Lately, economists have tried to pin down exactly how much the subsidy lowers big banks’ borrowing costs. In one relatively thorough effort, two researchers -- Kenichi Ueda of the International Monetary Fund and Beatrice Weder di Mauro of the University of Mainz -- put the number at about 0.8 percentage point. The discount applies to all their liabilities, including bonds and customer deposits.
Big Difference

Small as it might sound, 0.8 percentage point makes a big difference. Multiplied by the total liabilities of the 10 largest U.S. banks by assets, it amounts to a taxpayer subsidy of $83 billion a year. To put the figure in perspective, it’s tantamount to the government giving the banks about 3 cents of every tax dollar collected.

The top five banks -- JPMorgan, Bank of America Corp., Citigroup Inc., Wells Fargo & Co. and Goldman Sachs Group Inc. - - account for $64 billion of the total subsidy, an amount roughly equal to their typical annual profits (see tables for data on individual banks). In other words, the banks occupying the commanding heights of the U.S. financial industry -- with almost $9 trillion in assets, more than half the size of the U.S. economy -- would just about break even in the absence of corporate welfare. In large part, the profits they report are essentially transfers from taxpayers to their shareholders.

Neither bank executives nor shareholders have much incentive to change the situation. On the contrary, the financial industry spends hundreds of millions of dollars every election cycle on campaign donations and lobbying, much of which is aimed at maintaining the subsidy. The result is a bloated financial sector and recurring credit gluts. Left unchecked, the superbanks could ultimately require bailouts that exceed the government’s resources. Picture a meltdown in which the Treasury is helpless to step in as it did in 2008 and 2009.

Regulators can change the game by paring down the subsidy. One option is to make banks fund their activities with more equity from shareholders, a measure that would make them less likely to need bailouts (we recommend $1 of equity for each $5 of assets, far more than the 1-to-33 ratio that new global rules require). Another idea is to shock creditors out of complacency by making some of them take losses when banks run into trouble. A third is to prevent banks from using the subsidy to finance speculative trading, the aim of the Volcker rule in the U.S. and financial ring-fencing in the U.K.

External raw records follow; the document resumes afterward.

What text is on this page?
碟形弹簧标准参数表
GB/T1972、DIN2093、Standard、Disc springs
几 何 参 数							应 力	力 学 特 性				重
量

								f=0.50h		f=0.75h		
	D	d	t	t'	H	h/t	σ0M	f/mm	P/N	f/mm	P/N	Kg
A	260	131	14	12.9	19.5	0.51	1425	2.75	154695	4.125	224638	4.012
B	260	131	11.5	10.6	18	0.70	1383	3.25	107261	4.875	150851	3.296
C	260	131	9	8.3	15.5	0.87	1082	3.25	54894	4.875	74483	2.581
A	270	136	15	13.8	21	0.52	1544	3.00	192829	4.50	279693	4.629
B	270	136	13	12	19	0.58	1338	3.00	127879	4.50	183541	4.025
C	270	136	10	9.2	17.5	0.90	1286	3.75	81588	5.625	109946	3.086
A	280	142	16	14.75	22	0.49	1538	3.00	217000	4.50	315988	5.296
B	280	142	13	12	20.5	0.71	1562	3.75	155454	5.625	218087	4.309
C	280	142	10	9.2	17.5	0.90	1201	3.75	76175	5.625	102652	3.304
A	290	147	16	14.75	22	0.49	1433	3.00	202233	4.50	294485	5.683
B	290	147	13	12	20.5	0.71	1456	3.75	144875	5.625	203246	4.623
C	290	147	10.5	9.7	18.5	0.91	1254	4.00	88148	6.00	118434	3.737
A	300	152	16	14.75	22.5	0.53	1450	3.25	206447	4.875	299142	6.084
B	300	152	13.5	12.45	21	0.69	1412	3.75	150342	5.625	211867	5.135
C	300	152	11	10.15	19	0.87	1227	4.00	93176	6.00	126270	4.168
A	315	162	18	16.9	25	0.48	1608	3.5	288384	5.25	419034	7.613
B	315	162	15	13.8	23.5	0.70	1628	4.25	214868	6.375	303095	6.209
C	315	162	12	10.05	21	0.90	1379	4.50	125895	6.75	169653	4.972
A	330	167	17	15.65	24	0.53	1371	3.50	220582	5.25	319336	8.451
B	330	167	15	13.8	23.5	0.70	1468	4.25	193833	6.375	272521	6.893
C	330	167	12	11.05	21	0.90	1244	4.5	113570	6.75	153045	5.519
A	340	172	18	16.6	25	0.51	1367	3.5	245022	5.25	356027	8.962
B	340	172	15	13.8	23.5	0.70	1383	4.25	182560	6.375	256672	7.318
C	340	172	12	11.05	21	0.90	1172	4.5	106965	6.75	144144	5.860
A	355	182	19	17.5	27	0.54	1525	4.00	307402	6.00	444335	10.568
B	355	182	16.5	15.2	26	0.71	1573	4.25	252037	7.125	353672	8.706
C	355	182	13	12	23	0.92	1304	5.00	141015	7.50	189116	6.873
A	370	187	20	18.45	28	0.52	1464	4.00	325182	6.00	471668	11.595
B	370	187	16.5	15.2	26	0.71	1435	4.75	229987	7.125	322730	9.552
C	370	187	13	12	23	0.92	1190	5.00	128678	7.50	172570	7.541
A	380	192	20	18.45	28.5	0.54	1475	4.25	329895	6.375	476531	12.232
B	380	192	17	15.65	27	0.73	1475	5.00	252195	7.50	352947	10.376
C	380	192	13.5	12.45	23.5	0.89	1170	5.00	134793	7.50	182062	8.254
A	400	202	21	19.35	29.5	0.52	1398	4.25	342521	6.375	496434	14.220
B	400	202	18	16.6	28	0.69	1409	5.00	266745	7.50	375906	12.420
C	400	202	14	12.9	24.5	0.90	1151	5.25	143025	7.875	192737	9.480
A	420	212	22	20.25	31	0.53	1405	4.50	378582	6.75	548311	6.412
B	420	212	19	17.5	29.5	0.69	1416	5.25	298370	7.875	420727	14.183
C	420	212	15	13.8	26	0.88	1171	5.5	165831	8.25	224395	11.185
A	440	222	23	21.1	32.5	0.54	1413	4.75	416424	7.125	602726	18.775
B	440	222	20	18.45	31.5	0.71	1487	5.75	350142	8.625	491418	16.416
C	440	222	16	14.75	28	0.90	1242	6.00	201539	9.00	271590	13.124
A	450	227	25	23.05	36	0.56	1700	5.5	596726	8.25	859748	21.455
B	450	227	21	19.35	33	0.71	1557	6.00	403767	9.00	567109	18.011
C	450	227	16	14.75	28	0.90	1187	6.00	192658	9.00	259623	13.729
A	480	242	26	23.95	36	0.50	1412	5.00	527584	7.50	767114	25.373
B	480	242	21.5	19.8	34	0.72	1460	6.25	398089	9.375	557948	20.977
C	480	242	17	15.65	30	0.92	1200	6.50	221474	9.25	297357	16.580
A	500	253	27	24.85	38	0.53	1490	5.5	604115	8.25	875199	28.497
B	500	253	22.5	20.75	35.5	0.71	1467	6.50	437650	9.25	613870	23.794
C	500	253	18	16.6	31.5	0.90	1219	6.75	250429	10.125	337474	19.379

Once shareholders fully recognized how poorly the biggest banks perform without government support, they would be motivated to demand better. This could entail anything from cutting pay packages to breaking down financial juggernauts into more manageable units. The market discipline might not please executives, but it would certainly be an improvement over paying banks to put us in danger.

http://www.bloomberg.com/news/2013-02-20/why-should-taxpayers-give-big-banks-83-billion-a-year-.html

Agony

(2,605 posts)
11. you're just a bank griefer
Thu Aug 29, 2013, 11:28 PM
Aug 2013

:sarc: sorry I couldn't help myself...

thanks for posting that I'm glad I read the article.

This is the take home lesson---> " In large part, the profits they report are essentially transfers from taxpayers to their shareholders."

Jefferson23

(30,099 posts)
12. Bank griefer, that's me..lol. You're most welcome and that is the crux of it, sad and pitiful
Fri Aug 30, 2013, 08:04 AM
Aug 2013

as it is.


 

Civilization2

(649 posts)
8. Bail them out! How can they live on a measly $42.2B?? Think of the children,. .
Thu Aug 29, 2013, 03:56 PM
Aug 2013

poor little banksters,. just need more and more and more,. and more ,. and ,.